Das Vorgehen: Ein Plastikkännchen (z.B. von Emser, aus der Drogerie) mit warmem Wasser und einem gestrichenen Teelöffel Emser Salz füllen. Den Kopf schräg halten und die Flüssigkeit in ein Nasenloch hineinlaufen lassen. Ist die Nase nicht vollständig verschlossen, läuft die Flüssigkeit aus dem anderen Nasenloch heraus. Mehrmals wiederholen. Bei Säuglingen wird lediglich ein Tropfen isotonische Kochsalzlösung ins Nasenlöchlein gestrichen.
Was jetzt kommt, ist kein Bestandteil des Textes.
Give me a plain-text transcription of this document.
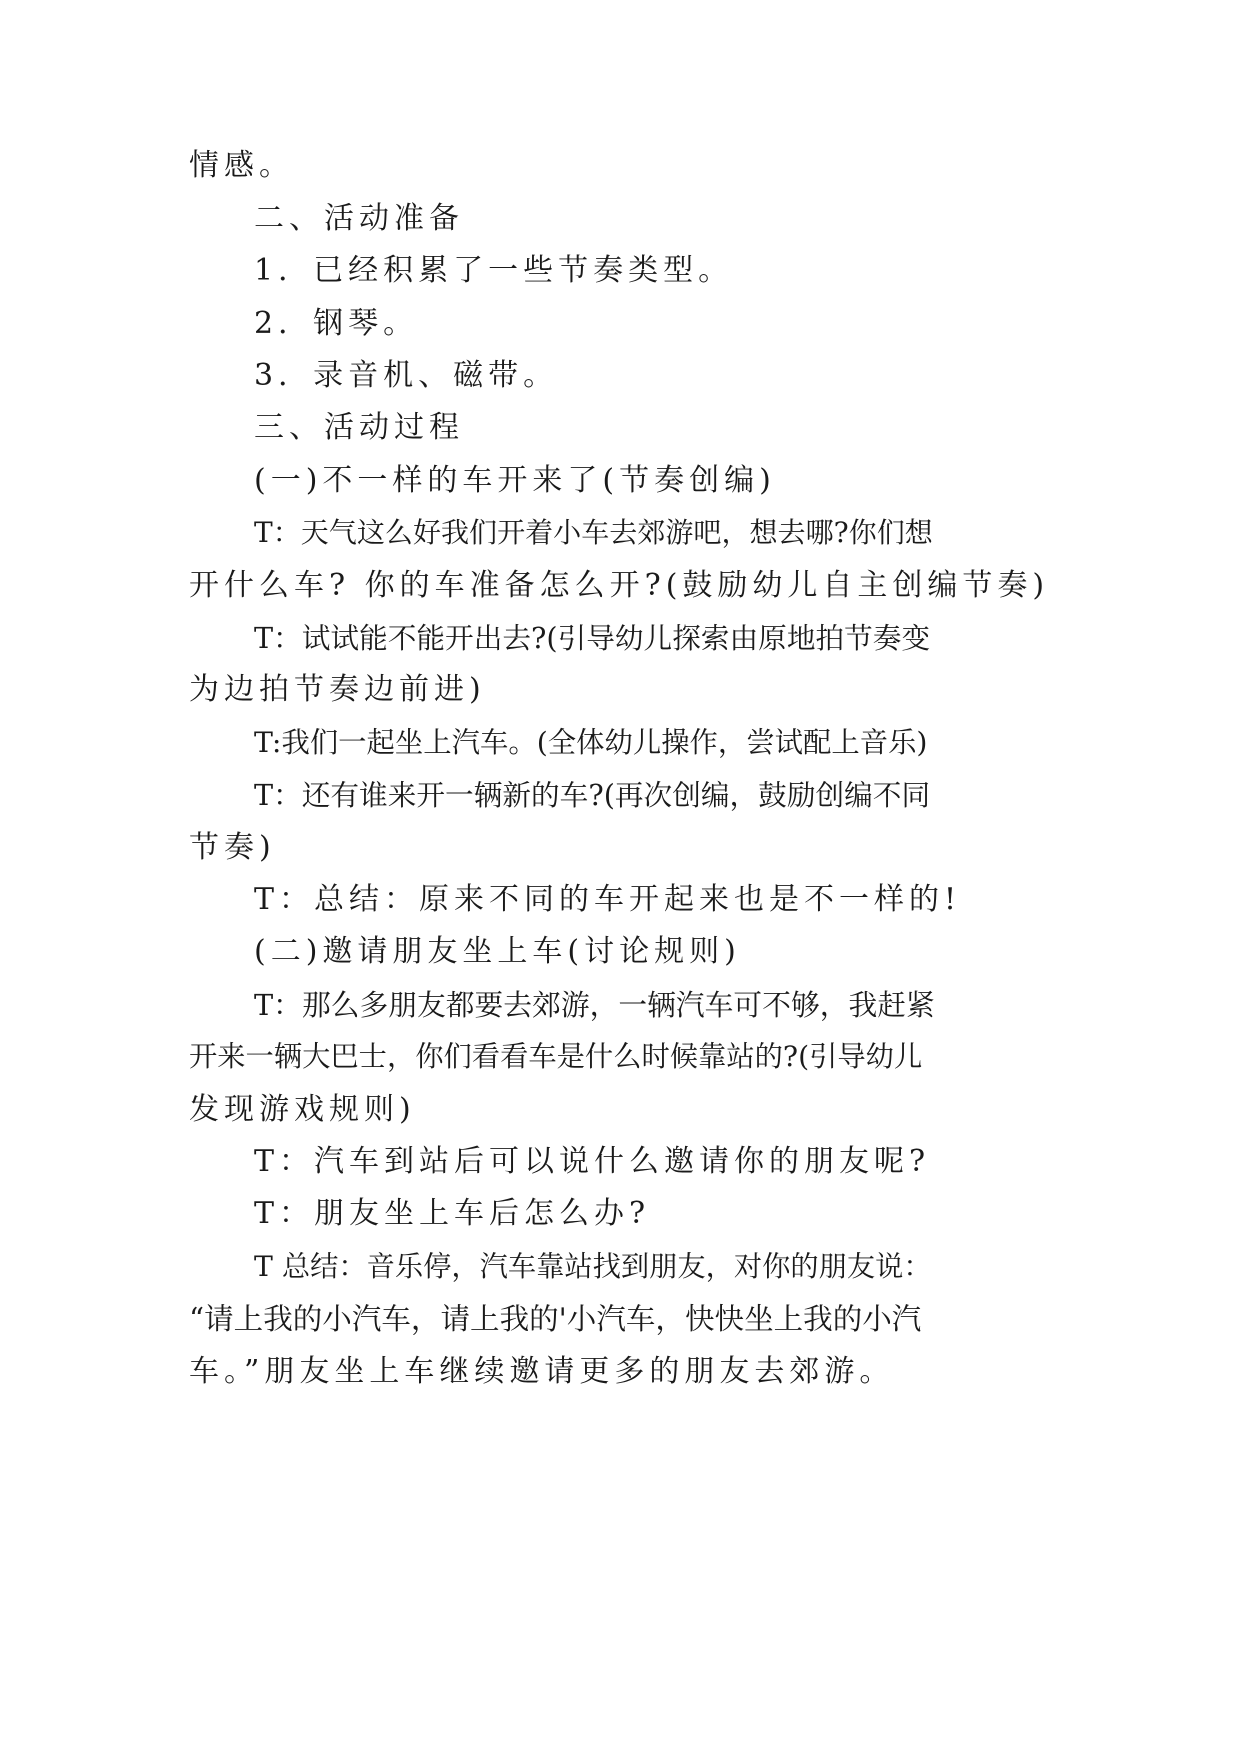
情感。
二、活动准备
1．已经积累了一些节奏类型。
2．钢琴。
3．录音机、磁带。
三、活动过程
(一)不一样的车开来了(节奏创编)
T：天气这么好我们开着小车去郊游吧，想去哪?你们想
开什么车? 你的车准备怎么开?(鼓励幼儿自主创编节奏)
T：试试能不能开出去?(引导幼儿探索由原地拍节奏变
为边拍节奏边前进)
T:我们一起坐上汽车。(全体幼儿操作，尝试配上音乐)
T：还有谁来开一辆新的车?(再次创编，鼓励创编不同
节奏)
T：总结：原来不同的车开起来也是不一样的!
(二)邀请朋友坐上车(讨论规则)
T：那么多朋友都要去郊游，一辆汽车可不够，我赶紧
开来一辆大巴士，你们看看车是什么时候靠站的?(引导幼儿
发现游戏规则)
T：汽车到站后可以说什么邀请你的朋友呢?
T：朋友坐上车后怎么办?
T 总结：音乐停，汽车靠站找到朋友，对你的朋友说：
“请上我的小汽车，请上我的'小汽车，快快坐上我的小汽
车。”朋友坐上车继续邀请更多的朋友去郊游。
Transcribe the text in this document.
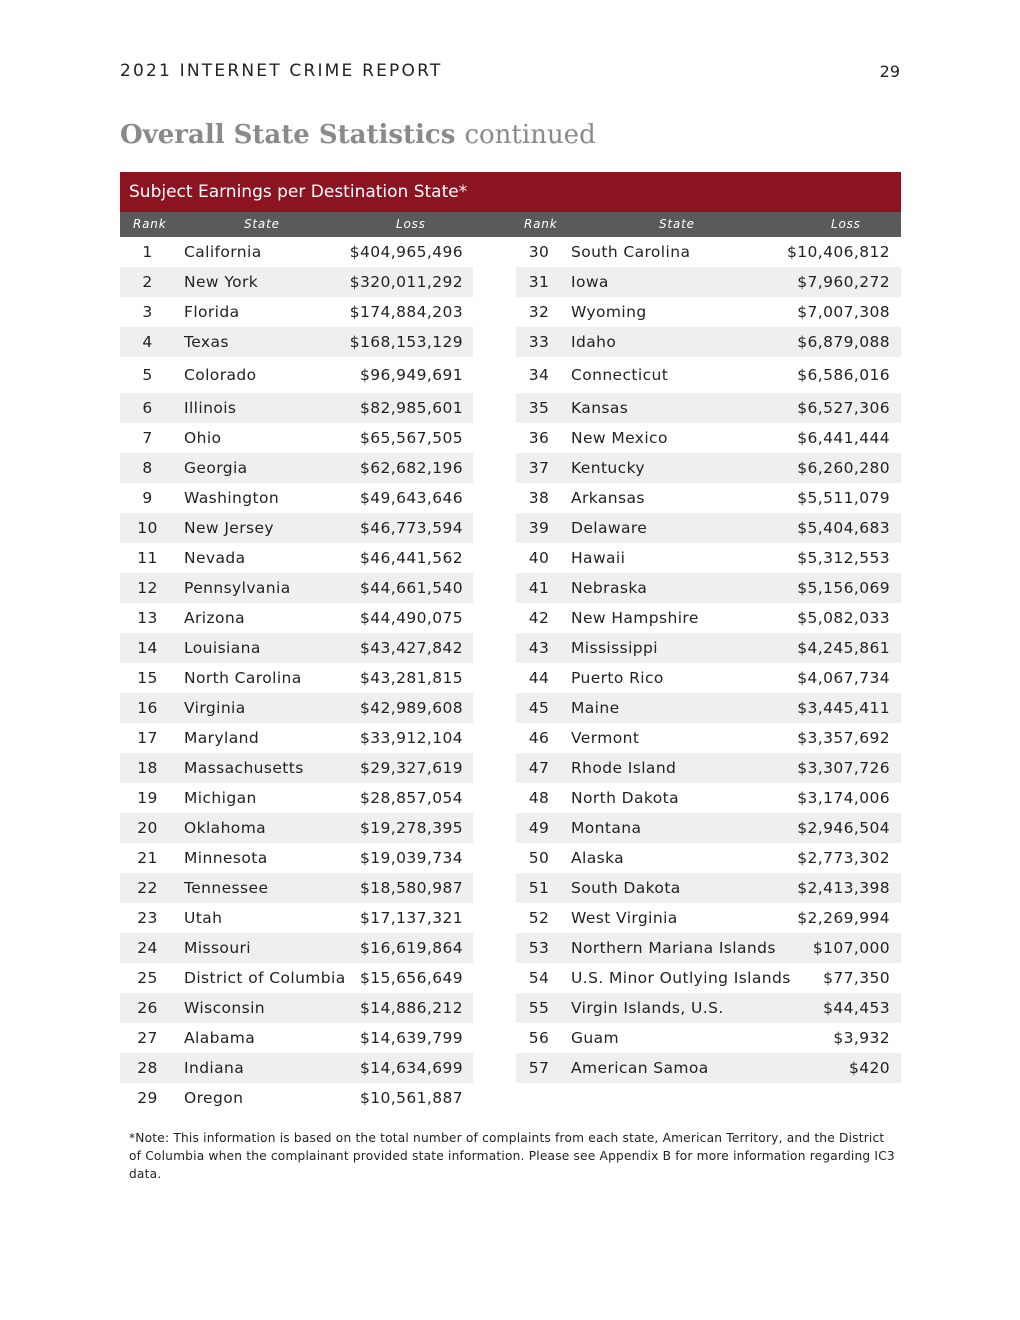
2021 INTERNET CRIME REPORT	29
Overall State Statistics continued
Subject Earnings per Destination State*
Rank	State	Loss	Rank	State	Loss
1	California	$404,965,496
2	New York	$320,011,292
3	Florida	$174,884,203
4	Texas	$168,153,129
5	Colorado	$96,949,691
6	Illinois	$82,985,601
7	Ohio	$65,567,505
8	Georgia	$62,682,196
9	Washington	$49,643,646
10	New Jersey	$46,773,594
11	Nevada	$46,441,562
12	Pennsylvania	$44,661,540
13	Arizona	$44,490,075
14	Louisiana	$43,427,842
15	North Carolina	$43,281,815
16	Virginia	$42,989,608
17	Maryland	$33,912,104
18	Massachusetts	$29,327,619
19	Michigan	$28,857,054
20	Oklahoma	$19,278,395
21	Minnesota	$19,039,734
22	Tennessee	$18,580,987
23	Utah	$17,137,321
24	Missouri	$16,619,864
25	District of Columbia $15,656,649
26	Wisconsin	$14,886,212
27	Alabama	$14,639,799
28	Indiana	$14,634,699
29	Oregon	$10,561,887
30	South Carolina	$10,406,812
31	Iowa	$7,960,272
32	Wyoming	$7,007,308
33	Idaho	$6,879,088
34	Connecticut	$6,586,016
35	Kansas	$6,527,306
36	New Mexico	$6,441,444
37	Kentucky	$6,260,280
38	Arkansas	$5,511,079
39	Delaware	$5,404,683
40	Hawaii	$5,312,553
41	Nebraska	$5,156,069
42	New Hampshire	$5,082,033
43	Mississippi	$4,245,861
44	Puerto Rico	$4,067,734
45	Maine	$3,445,411
46	Vermont	$3,357,692
47	Rhode Island	$3,307,726
48	North Dakota	$3,174,006
49	Montana	$2,946,504
50	Alaska	$2,773,302
51	South Dakota	$2,413,398
52	West Virginia	$2,269,994
53	Northern Mariana Islands $107,000
54	U.S. Minor Outlying Islands $77,350
55	Virgin Islands, U.S.	$44,453
56	Guam	$3,932
57	American Samoa	$420
*Note: This information is based on the total number of complaints from each state, American Territory, and the District of Columbia when the complainant provided state information. Please see Appendix B for more information regarding IC3 data.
«Auf Dauer verbessert diese einfache Massnahme nachweislich die Abwehrkraft der Nasenschleimhaut gegen Viren und Bakterien», kommentiert Käser. Das ist beachtenswert, wenn man bedenkt, dass die meisten Erkältungskrankheiten mit einem Schnupfen beginnen.
Doch was kann man tun, wenn der Infekt «eine Etage tiefer» rutscht und in Form einer Bronchitis zuschlägt? Auch in diesem Fall besteht kein Grund zur Panik. Komplementärmediziner wie Michaela Glöckler, Victor von Toenges und Fredi Käser wissen, wie man selbst ausgewachsene Bronchitiden alleine mit Naturheilmitteln kuriert.
Wichtig: Bei Kindern ohne Fieber werden Brust und Rücken eingerieben, bei Fieber dagegen nur Brust oder Rücken, um einen Wärmestau zu verhindern. In diesem Zusammenhang ist es wichtig zu wissen, dass Bronchialbalsame mit ätherischen Ölen nicht bei Säuglingen und Kleinkindern angewendet werden dürfen, weil sie die Bronchien verkrampfen können. Die Kleinsten erhalten ersatzweise einen Brustwickel mit warmem Lavendelöl oder kühlem Quark, der schleimlösend, entkrampfend und entgiftend wirkt. Daneben haben Michaela Glöckler, Victor von Toenges und Fredi Käser eine Fülle weiterer Tipps auf Lager, beispielsweise den Rat, die Füsse des Kindes gründlich zu durchwärmen. Wobei auch hier die naturheilkundliche «Qual» der Wahl besteht: etwa zwischen Rosmarin- und Fichtennadelbad, Fussbädern mit Ingwerpulver oder Senfmehl sowie Salben mit Rosmarin und Kupfer.